Hampton Court’s year long celebration of the 500th anniversary of Henry VIII’s accession is about to come to life with the first of two theatrical events being staged at the historic palace next week.
A Little Neck, a specially devised site specific performance will take over the palace in September but first up, The Play of the Weather, written in 1532, is being performed in the Great Hall on Thursday and Saturday.
Historic Royal Palaces are the driving force behind these theatre projects and Tom Betteridge, theatrical advisor for the independent charity and a professor of English and drama at Oxford Brookes University, says The Play of the Weather will give audiences the chance to learn about a different side to Henry VIII.
“People think of Henry’s court as formal and organised but when you look at it through the prism of drama you see a very different court,” he says. “It was was formal but it also had another side to it that you can’t really get out of the art or the architecture.
“It’s easy to think of Henry as a tyrant and he was - he was an awful man - but people still had fun in his court. The Play of the Weather is bawdy and funny.”
The play’s author John Heywood was a member of Henry’s court who wrote and staged many plays for the King, and Betteridge says that as well giving modern audiences an insight into courtly life, the play, in which Jupiter arrives on earth to resolve a dispute about the weather, also reveals much about Henry’s stance on religion and his marital affairs.
“There is a weird speech that comes out of nowhere,” explains Betteridge. “One of the characters, Merry Report, says Jupiter is too busy to see anyone because he is making a new moon as he doesn’t like the old one. The old moon is Catherine of Aragon and the new moon represents Anne Boleyn.
“The play was written in Christmas 1532 around the time he married Anne in secret, but Henry is not divorced until March 1533, so the speech is letting the court know Catherine is on her way out and Anne is on her way in.”

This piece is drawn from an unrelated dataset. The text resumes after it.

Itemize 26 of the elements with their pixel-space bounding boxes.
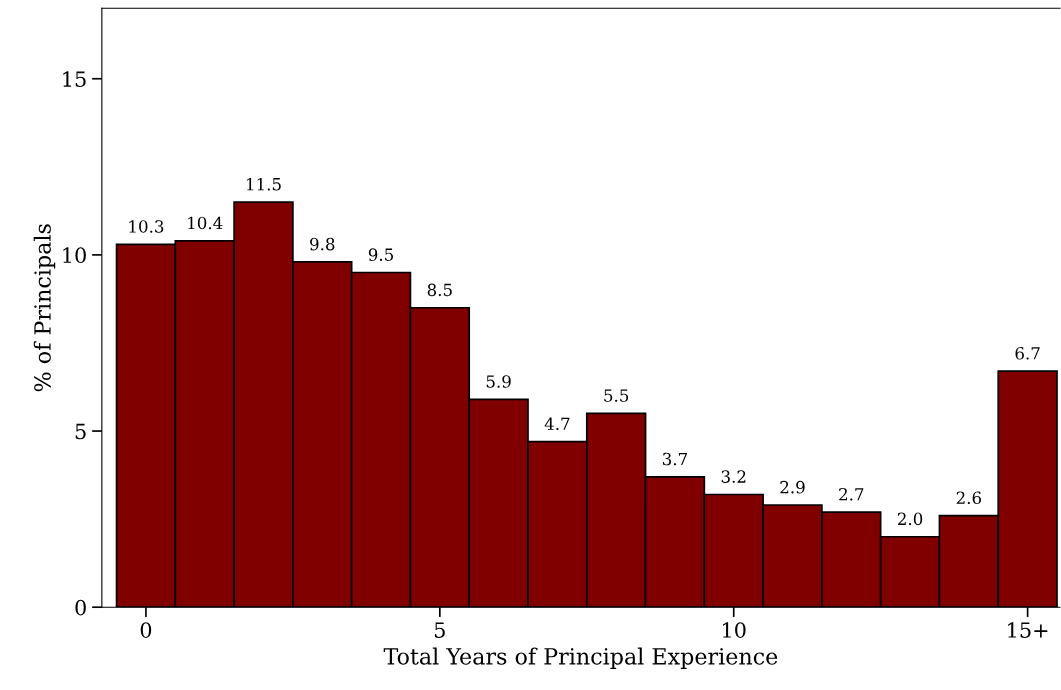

Although the play was not performed in the Great Hall in 1532 because the building had yet to be completed, Betteridge believes staging the play there in 2009 is a valuable historical exercise that will bring new visitors to Hampton Court.
However, the production, directed by the RSC’s Gregory Thompson, stops short of faithfully recreating an authentic Tudor performance. While the setting is the real thing and costumes are copied from Tudor drawings, the decision has been taken to not stick slavishly to historical accuracy - with the best reason being that little is known about how the plays were staged and performed.
“The production is more of a hypothesis - this is a way it could have been done,” adds Betteridge. “Choosing an acting style is fraught, for example. There is an argument to say it would have been very extreme like in silent films but I don ‘t believe that as the play is a complex piece of writing.
“Why put all that effort into the words if you didn’t want to act in a way that would make them understandable?”